Live lobster from Atlantic Canada is a high-value product (
Fisheries and Oceans Canada 2022) that is shipped around the globe using artificial cooling and oxygenation that comprises a substantial part of the international seafood market (
Fotedar and Evans 2011). Despite best practices to ensure lobster survival, many international lobster shipments arrive with some deceased lobster (Leo Muise, Executive Director—Nova Scotia Seafood Alliance pers. comm., 2020). The sale of dead lobster is illegal in Nova Scotia under the Fish Inspection Regulations and harvesters and lobster pound operators can face a substantial fine if they are caught in violation this (
Province of Nova Scotia 2017). These regulations are unique to Canada. For example, lobster harvesters in the United States are permitted to process and sell dead lobster, while Norway lobster (
Nephrops norvegicus) landed in Belgian harbors can be sold as lobster tails with the heads having been discarded in transit from the catch site (
Bekaert et al. 2015). The application of PPG as described in the present study could be used to monitor signs of stress (e.g., arrythmia) in American lobster prior to international shipment to potentially identify weak animals, ultimately reducing mortality rates during transportation.
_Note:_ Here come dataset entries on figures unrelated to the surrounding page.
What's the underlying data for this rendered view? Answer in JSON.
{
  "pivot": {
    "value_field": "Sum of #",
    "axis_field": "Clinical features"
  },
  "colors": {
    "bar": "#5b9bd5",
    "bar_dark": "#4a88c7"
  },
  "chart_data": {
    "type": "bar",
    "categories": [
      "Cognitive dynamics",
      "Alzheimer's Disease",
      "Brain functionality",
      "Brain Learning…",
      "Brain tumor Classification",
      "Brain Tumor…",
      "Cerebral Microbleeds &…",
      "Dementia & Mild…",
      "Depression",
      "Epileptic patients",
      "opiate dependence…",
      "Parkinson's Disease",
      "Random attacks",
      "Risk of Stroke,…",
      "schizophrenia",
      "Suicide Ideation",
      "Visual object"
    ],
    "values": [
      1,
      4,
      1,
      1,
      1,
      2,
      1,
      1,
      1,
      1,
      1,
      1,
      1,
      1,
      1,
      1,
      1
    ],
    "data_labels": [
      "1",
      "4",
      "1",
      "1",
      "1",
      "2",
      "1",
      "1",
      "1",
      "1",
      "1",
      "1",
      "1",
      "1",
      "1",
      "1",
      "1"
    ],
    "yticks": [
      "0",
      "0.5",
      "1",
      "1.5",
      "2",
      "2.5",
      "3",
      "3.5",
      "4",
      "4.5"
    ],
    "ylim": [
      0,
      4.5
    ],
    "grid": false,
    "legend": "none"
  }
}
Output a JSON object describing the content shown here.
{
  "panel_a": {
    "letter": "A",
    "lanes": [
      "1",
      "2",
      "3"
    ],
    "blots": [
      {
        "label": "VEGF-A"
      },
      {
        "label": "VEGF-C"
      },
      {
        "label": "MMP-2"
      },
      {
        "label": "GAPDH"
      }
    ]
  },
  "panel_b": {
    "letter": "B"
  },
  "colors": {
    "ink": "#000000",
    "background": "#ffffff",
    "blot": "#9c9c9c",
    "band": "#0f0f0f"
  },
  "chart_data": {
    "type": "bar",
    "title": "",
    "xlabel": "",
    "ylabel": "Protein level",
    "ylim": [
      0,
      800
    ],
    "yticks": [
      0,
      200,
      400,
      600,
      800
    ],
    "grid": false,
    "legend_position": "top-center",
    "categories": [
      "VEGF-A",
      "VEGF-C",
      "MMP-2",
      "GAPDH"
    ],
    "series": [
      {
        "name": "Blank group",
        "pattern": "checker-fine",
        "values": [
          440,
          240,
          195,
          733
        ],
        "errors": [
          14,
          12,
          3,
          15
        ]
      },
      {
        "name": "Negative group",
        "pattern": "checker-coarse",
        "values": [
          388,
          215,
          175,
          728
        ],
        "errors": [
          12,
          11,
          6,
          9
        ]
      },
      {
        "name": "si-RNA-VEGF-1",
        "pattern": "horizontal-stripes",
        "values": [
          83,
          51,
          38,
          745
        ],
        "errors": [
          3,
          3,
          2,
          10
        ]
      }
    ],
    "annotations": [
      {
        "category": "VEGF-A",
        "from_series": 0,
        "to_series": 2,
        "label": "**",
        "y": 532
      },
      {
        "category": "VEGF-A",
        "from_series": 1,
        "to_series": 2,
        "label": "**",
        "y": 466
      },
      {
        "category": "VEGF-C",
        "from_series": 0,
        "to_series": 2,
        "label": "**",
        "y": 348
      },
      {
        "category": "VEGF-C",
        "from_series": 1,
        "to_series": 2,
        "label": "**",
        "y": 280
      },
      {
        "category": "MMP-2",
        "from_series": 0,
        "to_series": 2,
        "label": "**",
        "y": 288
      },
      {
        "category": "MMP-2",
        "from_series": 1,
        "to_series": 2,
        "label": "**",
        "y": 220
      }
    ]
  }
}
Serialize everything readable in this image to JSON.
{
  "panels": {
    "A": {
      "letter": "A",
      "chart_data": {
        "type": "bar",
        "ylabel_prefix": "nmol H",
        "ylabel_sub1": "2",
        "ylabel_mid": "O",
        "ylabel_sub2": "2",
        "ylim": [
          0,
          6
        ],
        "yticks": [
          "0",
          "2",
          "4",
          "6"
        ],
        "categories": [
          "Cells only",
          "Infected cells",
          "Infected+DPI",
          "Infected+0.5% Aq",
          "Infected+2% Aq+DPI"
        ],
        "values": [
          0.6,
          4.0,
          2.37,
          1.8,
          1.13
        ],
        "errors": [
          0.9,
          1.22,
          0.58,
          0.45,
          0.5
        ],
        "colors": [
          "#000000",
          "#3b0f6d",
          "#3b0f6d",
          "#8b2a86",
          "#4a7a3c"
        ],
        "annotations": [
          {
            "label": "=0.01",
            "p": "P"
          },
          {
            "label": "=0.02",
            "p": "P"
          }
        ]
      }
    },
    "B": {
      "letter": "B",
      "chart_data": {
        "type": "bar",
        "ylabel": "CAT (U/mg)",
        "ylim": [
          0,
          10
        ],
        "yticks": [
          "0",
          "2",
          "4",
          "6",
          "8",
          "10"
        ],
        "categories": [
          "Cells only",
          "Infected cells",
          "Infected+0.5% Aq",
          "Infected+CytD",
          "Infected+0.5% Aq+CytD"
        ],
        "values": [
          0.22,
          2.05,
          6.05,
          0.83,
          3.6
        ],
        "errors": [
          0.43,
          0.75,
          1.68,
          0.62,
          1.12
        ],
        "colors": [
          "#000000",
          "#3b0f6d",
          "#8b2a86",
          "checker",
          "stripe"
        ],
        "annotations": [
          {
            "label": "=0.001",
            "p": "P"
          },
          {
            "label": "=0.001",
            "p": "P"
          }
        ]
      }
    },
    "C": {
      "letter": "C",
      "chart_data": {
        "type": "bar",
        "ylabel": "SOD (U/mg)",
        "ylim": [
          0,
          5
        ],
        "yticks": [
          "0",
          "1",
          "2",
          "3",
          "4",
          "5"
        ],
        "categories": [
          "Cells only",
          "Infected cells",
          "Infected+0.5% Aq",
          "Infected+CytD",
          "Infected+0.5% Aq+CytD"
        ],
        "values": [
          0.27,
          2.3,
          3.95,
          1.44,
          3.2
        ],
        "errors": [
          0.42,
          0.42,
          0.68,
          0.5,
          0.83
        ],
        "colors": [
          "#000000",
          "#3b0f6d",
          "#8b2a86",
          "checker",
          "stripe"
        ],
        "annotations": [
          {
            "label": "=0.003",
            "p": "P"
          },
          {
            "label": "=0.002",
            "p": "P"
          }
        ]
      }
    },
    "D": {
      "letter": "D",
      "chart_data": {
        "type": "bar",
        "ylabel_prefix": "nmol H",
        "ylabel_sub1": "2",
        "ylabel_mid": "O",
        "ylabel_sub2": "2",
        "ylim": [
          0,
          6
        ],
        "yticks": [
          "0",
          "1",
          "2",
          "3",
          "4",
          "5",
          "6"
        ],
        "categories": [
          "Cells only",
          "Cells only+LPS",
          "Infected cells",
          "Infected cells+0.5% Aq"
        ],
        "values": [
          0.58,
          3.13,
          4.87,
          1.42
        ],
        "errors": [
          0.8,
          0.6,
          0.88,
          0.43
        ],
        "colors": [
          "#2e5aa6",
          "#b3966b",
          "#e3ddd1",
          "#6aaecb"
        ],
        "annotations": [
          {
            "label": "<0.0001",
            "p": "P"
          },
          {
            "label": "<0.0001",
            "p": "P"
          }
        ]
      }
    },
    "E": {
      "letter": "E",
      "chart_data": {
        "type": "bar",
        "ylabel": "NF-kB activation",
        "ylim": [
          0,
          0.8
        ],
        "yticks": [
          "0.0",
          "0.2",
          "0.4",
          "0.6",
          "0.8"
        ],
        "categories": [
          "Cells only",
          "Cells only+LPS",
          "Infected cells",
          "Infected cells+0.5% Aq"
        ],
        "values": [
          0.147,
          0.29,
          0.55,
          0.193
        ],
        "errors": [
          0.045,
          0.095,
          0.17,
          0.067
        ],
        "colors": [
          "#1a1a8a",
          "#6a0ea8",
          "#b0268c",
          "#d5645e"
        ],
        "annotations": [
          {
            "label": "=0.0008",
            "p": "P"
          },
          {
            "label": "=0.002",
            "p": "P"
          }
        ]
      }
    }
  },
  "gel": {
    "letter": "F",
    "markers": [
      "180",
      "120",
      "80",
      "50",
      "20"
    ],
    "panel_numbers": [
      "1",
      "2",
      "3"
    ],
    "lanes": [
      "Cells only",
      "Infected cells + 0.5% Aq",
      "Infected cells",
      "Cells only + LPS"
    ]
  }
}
In spite of the unique challenges that will be brought on by climate change within individual LFAs (
Brickman et al. 2021), acclimation temperature was the only significant predictor of euthanasia temperature in American lobster in the present study. This study demonstrates that adult American lobster living in the relatively cold waters surrounding Nova Scotia (
Wang et al. 2018) can acclimate to new temperatures as ocean temperatures continue to rise, up to a certain point. Additional studies on other American lobster life stages would be required to assess their acclimation and thermal tolerances. Using heart rate data loggers (
Gutzler and Watson 2022) for long-term deployment on lobster populations in the wild in Nova Scotia would provide additional valuable information on the effects of climate change on heart rate. Additionally, further research investigating the potential effects of thermal acclimation on survivability of soft-shelled lobster is warranted as global ocean temperatures continue to rise and adversely impact the lobster fishing industry.